The Silicon Valley Google LLC-funded chatbot startup, which lets users create character-based avatars, has been the focus of scrutiny for some time now, recently at the center of a probe looking into AI tools giving possibly misleading mental health advice.
Last year, parents of two children in the U.S. claimed their kids had been groomed by the company’s chatbots. A lawsuit said both children were “targeted with sexually explicit, violent, and otherwise harmful material, abused, groomed, and even encouraged to commit acts of violence on themselves and others.”
This came after a mother in Florida claimed her 14-year-old son took his own life after becoming obsessed with his hyperrealistic chatbots, AI she said that had encouraged him to self harm. Experts have warned that users of generative AI can fall into a trap of believing the software is human – what’s being called AI-psychosis.
As the danger becomes clearer, Character.AI says it is introducing a slew of safety initiatives, which will start by limiting under-18s to two hours or less with chatbots by Nov. 25. barring minors from using the app, what the company called “extraordinary steps”, more “conservative” than its peers. The move will see about 10% of its 20 million users leave the app.

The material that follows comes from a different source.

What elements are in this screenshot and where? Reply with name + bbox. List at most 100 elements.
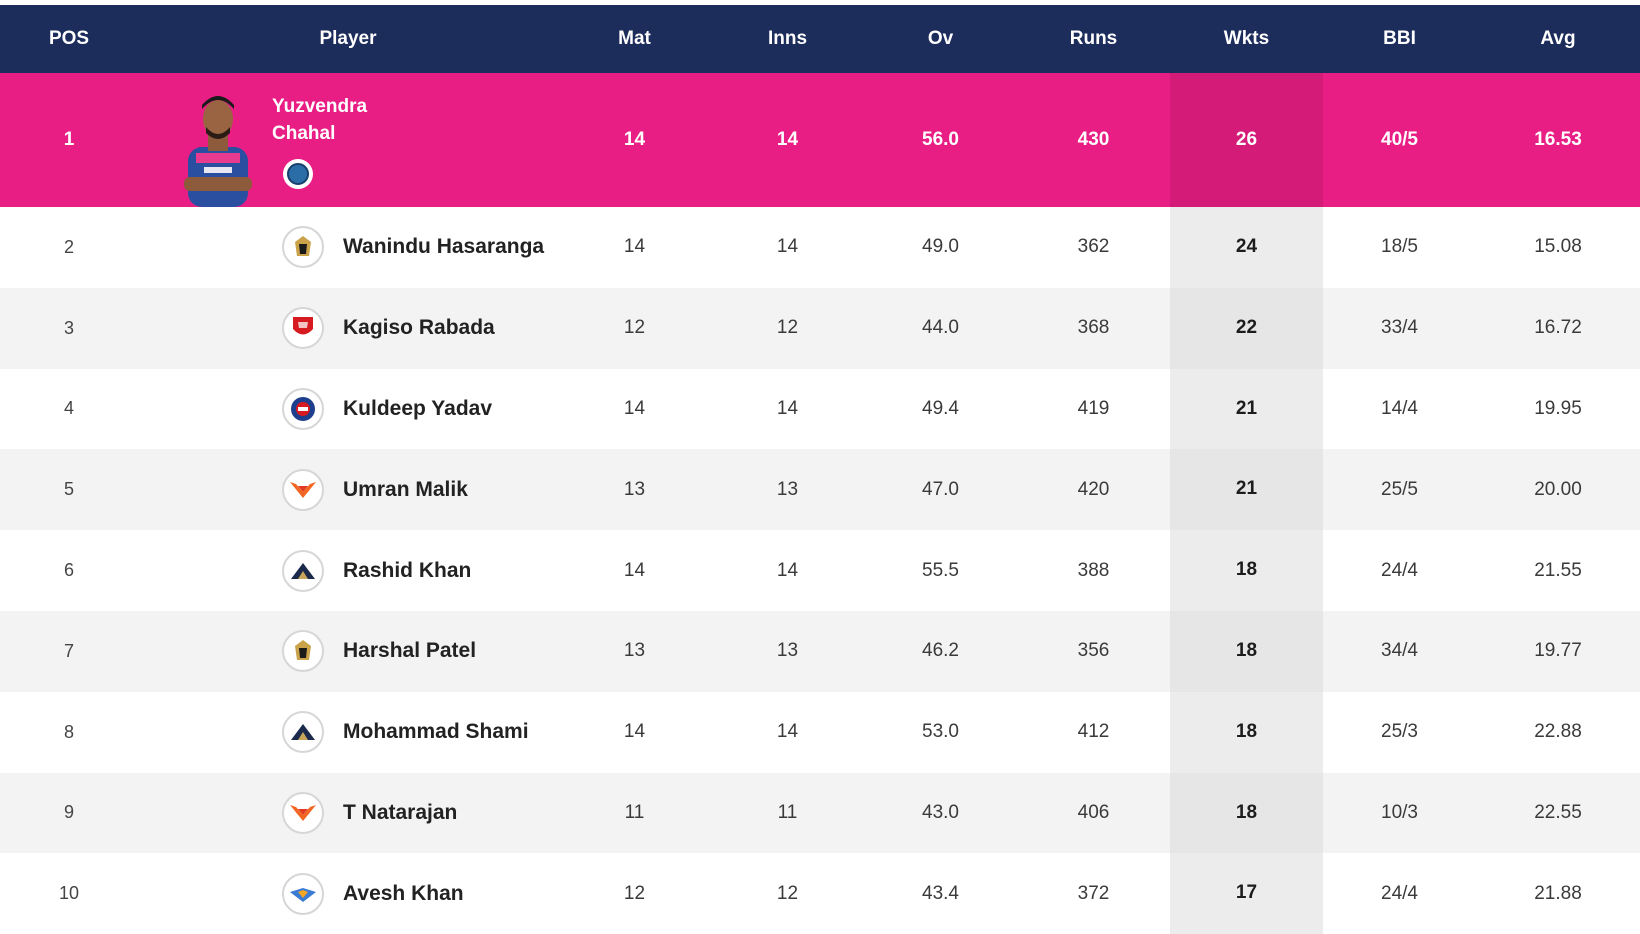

“We have seen recent news reports raising questions, and have received questions from regulators, about the content teens may encounter when chatting with AI and about how open-ended AI chat in general might affect teens, even when content controls work perfectly,” the company said in a press release. “After evaluating these reports and feedback from regulators, safety experts, and parents, we’ve decided to make this change to create a new experience for our under-18 community.”
Politicians have been scrambling to keep up with the Brave New World of artificial intelligence. On Tuesday, Senators Josh Hawley and Richard Blumenthal announced a bipartisan proposal to ban AI chatbot companions for minors. Earlier in October, California Governor Gavin Newsom enacted a similar measure requiring chatbots to identify as AI and advise minors to take periodic breaks.